Currently, 4,657,000 16 to 19 year-olds are employed, an increase of 49,000 workers from the previous February. If last summer’s trend continues, that number could jump to over 6 million by August.

“With unemployment at 4.7 percent and 200,000+ new jobs a month, older workers and college grads who may have been working part-time or in entry level positions will have more opportunities to move into better positions. We expect slightly more teens to find employment this summer than we saw last summer.

“We’ve seen a drop in workers who are working part-time for economic reasons, from 6.1 million last year to 5.7 million in February, and those positions may be well-suited to teen workers.

“Even with the recent gains, though, teen employment is a shadow of its former self. The latest figures are well below the employment levels of the late 1990s and early 2000s, when it was common to see 7.0 million to 8.5 million teenagers employed at the peak of the summer job surge. In 1978, more than 10 million teenaged Baby Boomers were working in July,” said Challenger.

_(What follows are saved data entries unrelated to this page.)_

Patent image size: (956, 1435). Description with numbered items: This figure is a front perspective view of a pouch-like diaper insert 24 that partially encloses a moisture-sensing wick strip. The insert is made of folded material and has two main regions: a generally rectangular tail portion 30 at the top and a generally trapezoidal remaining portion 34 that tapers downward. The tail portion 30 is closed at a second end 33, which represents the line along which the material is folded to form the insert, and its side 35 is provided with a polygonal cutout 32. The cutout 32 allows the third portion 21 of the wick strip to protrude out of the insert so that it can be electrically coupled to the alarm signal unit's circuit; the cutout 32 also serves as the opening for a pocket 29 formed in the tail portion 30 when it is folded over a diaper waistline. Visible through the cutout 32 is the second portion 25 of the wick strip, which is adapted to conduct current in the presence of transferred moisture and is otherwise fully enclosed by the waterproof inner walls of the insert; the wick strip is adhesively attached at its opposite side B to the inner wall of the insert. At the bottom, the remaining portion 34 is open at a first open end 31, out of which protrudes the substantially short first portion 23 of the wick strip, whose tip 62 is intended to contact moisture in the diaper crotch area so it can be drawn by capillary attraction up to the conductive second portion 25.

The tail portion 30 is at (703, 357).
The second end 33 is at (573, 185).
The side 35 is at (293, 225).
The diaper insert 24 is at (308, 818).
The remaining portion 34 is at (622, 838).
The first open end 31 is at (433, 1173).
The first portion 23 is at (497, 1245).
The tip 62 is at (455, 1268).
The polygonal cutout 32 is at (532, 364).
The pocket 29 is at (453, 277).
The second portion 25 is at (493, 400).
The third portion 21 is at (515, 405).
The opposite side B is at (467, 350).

The percentage of teenagers participating in the labor force has been declining since the 1970s. Currently, only about 32 percent of teens participate in the labor force, a figure that has held steady since the end of the recession.

The health of the overall job market could translate into new opportunities for teen workers, as older workers and college grads find employment in higher paying, better jobs. Teens might see opportunities open up in industries that have been adding jobs so far this year, like transportation, hospitality and food service, or construction.

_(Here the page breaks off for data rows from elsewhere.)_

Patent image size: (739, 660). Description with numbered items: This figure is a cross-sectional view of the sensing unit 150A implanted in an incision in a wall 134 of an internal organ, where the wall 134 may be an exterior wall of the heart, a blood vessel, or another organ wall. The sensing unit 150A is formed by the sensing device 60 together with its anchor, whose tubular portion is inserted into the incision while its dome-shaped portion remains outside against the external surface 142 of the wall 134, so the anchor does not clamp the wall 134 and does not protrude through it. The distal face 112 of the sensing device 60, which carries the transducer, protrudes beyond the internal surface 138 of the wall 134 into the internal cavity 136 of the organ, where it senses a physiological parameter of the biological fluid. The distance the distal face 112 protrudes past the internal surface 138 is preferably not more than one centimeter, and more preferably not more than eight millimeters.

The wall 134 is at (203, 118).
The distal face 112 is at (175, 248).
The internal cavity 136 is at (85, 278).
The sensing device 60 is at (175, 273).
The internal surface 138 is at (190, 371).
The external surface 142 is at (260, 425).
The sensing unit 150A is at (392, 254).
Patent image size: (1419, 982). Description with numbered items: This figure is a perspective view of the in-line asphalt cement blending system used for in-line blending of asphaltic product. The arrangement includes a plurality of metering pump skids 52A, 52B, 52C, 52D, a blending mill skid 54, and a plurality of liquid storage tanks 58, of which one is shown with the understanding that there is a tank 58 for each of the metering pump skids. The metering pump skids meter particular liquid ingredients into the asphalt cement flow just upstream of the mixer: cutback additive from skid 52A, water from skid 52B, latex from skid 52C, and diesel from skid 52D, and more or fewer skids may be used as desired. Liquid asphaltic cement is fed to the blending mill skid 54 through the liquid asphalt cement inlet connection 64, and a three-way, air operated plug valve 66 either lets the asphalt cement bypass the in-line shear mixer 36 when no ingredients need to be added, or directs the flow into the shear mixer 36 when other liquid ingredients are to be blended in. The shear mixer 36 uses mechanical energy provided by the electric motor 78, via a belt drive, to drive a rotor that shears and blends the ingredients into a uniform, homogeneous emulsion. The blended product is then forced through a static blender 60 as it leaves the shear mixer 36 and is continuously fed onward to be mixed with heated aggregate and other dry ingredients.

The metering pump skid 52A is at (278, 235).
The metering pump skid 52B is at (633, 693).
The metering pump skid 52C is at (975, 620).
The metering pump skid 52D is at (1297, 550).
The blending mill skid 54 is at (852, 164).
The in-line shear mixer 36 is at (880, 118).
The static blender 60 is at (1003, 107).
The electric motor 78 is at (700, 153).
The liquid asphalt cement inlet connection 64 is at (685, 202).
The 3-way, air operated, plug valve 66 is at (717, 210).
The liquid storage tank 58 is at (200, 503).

“Construction has added over 170,000 jobs in the last six months. This is an area typically left unexplored by teen workers,” said Challenger.

“The numbers suggest that more teenagers are finding employment at other times of the year. After all, we are approaching full employment. Many metropolitan areas are already struggling with labor shortages. This environment opens doors for teen job seekers, as those who may have relegated to retail and restaurant jobs are moving up, which leaves a void that can be filled by teens,” said Challenger.


  • Search where others are not. Outdoor jobs involving heavy labor or behind-the-scenes jobs are often not as sought-after by teen job seekers.
  • Look for odd jobs at odd hours. ¬Offer to work evening and night shifts and to fill in for vacationing employees. As a job-search strategy, conduct a search for these types of positions during the hours they operate.
  • Become a door-to-door salesman when selling your skills. ¬Do what good salesmen do — start on one block and go from business to business, door to door. Don’t simply ask for an application. Take the time to introduce yourself and build some rapport with the hiring manager.
  • Call friends and relatives. Parents and other relatives are often the best source for information on job leads. However, don’t forget to stay in touch with friends and other classmates, especially those who have been able to find jobs.
  • Be a job-search ninja. Wait outside the store or offices of a prospective employer to attempt to intercept a hiring manager upon his or her arrival.
  • Dress for the part. Even if you are applying to work on a road crew, show up to all interviews in nice clothes. You want the interviewer to focus on you and your skills, not on your ripped jeans and paint-splattered t-shirt.
  • Don’t hesitate to revisit employers. The types of businesses seeking seasonal employees typically have higher-than-average turnover. An employer that did not hire you a couple of months ago might need more workers now.